Letterman talked about his reluctance to seek medical treatment, and was very clear about the difference between the depression and anxiety he’s faced and the everyday emotional difficulties that are a part of everyone’s lives. On the topic of depression, Letterman was sincere and eloquent.
As I continue to emphasize, mental illness is still highly stigmatized, and most people aren’t able to openly discuss it. For reasons ranging from a lack of information to generations of socialization to fear, the mental health conversation just isn’t always happening, and that silence is damaging. Failing to freely and honestly discuss our mental health can hold us back from healthy relationships, harm our self-esteem, and prevent us from getting necessary help.
Celebrity comings-out like Letterman’s are good news for the mental health community for a variety of reasons.
1. They put mental health in the news. Every news outlet, high or low, has use for a celebrity story, so and especially engaging one will get plenty of play. As we know, the more we hear something talked about in the media, the more comfortable we’ll feel talking about it.
2. They provide inspiration to other people with similar struggles. I, for example, personally admire Demi Lovato. She overcame illness to return to a career through which she serves as a highly visible role model, particularly to young women. She’s very active as an advocate for mental health, and her story is one of hope.
3. They provide a face to misunderstood issues and concepts.
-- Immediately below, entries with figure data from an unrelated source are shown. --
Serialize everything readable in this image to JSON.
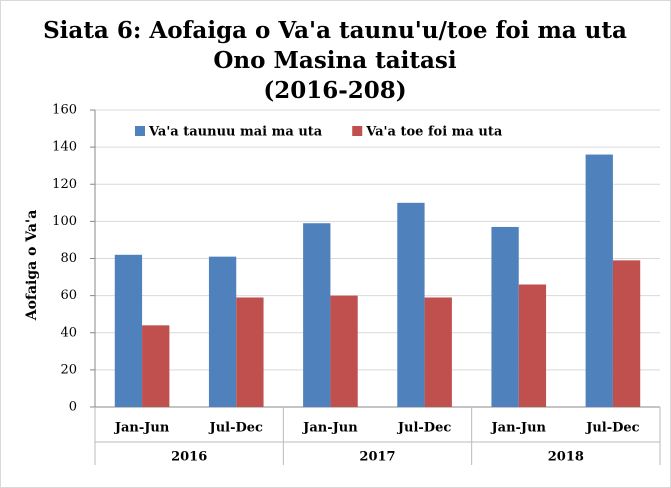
{
  "chart_data": {
    "type": "bar",
    "title": [
      "Siata 6: Aofaiga o Va'a taunu'u/toe foi ma uta",
      "Ono Masina taitasi",
      "(2016-208)"
    ],
    "y_label": "Aofaiga o Va'a",
    "categories": [
      "Jan-Jun",
      "Jul-Dec",
      "Jan-Jun",
      "Jul-Dec",
      "Jan-Jun",
      "Jul-Dec"
    ],
    "groups": [
      "2016",
      "2017",
      "2018"
    ],
    "series": [
      {
        "name": "Va'a taunuu mai ma uta",
        "color": "#4f81bd",
        "values": [
          82,
          81,
          99,
          110,
          97,
          136
        ]
      },
      {
        "name": "Va'a toe foi ma uta",
        "color": "#c0504d",
        "values": [
          44,
          59,
          60,
          59,
          66,
          79
        ]
      }
    ],
    "ylim": [
      0,
      160
    ],
    "yticks": [
      0,
      20,
      40,
      60,
      80,
      100,
      120,
      140,
      160
    ],
    "grid": true,
    "legend": "top"
  }
}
The fact that mental health affects everyone’s life is often not fully understood, especially because it’s not always as concrete as physical health. Hearing about real, personal experiences with mental health helps us to better comprehend it.
4. They can disprove stereotypes. Media images of people with mental illness have long relied on stereotypes: “crazy eyes,” unkempt appearances, a tendency toward violence, social ineptitude, and a dangerously charming smile are among the characteristics we see on a high proportion of media portrayals of people with mental illness. When successful, talented, and well-liked people come forward to talk about their own mental health struggles, we learn that the stereotypes are far from reality.
I should clarify, though, that I don’t feel that any person should feel obligated to publicly talk about their mental health. Mental health is a deeply personal matter, and the line between talking about it with a support system and talking about it publicly is not a fine one.
I do feel, though, that people in the public eye should be aware that they’re in a position of influence. They should be aware of the good they can do by speaking out about the causes that are important to them, especially those cause to which they can lend a more personal touch. I would encourage such people who are able and ready to talk about their mental health to do so. The courage of those who have already done so is appreciated and commended.